MPS type III (MPS III, called also Sanfilippo disease) is a group of 4 conditions (MPS IIIA, B, C and D), revealing similar clinical symptoms and characterized by lysosomal storage of heparan sulfate (HS), one of GAGs [5]. Particular subtypes are classified according to gene coding for an enzyme involved in degradation of HS (heparan N-sulfatase in MPS IIIA, α-N-acetylglucosaminidase in MPS IIIB, acetyl-CoA: α-glycosaminide acetyltransferase in MPS IIIC and N-acetylglucosamine 6-sulfatase in MPS IIID) which is defective.

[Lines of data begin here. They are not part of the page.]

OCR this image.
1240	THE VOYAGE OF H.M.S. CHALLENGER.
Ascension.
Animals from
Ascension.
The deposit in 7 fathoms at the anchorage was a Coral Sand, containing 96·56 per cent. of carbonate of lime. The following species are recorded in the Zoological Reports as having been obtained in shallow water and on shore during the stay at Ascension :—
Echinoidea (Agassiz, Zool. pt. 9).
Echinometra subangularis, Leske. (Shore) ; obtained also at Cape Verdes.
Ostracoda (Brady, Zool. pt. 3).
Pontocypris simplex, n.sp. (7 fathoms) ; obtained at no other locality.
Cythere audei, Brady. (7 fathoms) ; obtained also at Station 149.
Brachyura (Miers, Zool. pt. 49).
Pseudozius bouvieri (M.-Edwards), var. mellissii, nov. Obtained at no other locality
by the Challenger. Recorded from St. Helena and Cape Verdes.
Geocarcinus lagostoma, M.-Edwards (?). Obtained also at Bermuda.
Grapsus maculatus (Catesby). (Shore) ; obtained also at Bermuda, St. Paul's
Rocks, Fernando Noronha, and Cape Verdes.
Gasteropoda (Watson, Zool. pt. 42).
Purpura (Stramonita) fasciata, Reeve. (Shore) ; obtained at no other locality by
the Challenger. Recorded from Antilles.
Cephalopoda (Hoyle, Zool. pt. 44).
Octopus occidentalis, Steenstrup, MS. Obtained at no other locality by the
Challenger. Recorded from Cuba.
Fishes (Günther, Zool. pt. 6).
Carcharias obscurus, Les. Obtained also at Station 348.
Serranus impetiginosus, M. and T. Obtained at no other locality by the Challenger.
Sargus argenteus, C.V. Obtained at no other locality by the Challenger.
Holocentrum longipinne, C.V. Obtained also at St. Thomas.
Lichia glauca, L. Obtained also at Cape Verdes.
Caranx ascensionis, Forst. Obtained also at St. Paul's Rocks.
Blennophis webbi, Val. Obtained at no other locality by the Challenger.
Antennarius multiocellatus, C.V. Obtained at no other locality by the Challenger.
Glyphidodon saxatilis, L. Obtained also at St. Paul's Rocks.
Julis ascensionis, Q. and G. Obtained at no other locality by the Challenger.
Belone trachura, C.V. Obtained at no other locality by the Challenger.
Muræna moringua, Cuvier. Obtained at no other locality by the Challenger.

Although other MPS types are characterized by severe somatic symptoms and either some (sometimes also severe) or no neurological and behavioral problems, MPS III is specifically associated with severe learning difficulties and behavioral disturbances, accompanied with relatively mild somatic involvement. In most affected patients the progressive nature of the disease leads to death in the second (or rarely third) decade of life. As this disorder primarily affects the brain and nervous system, attempts to cure patients have been especially difficult, and aside from experimental treatments (see below), the best care that can be offered is palliative or symptomatic [5].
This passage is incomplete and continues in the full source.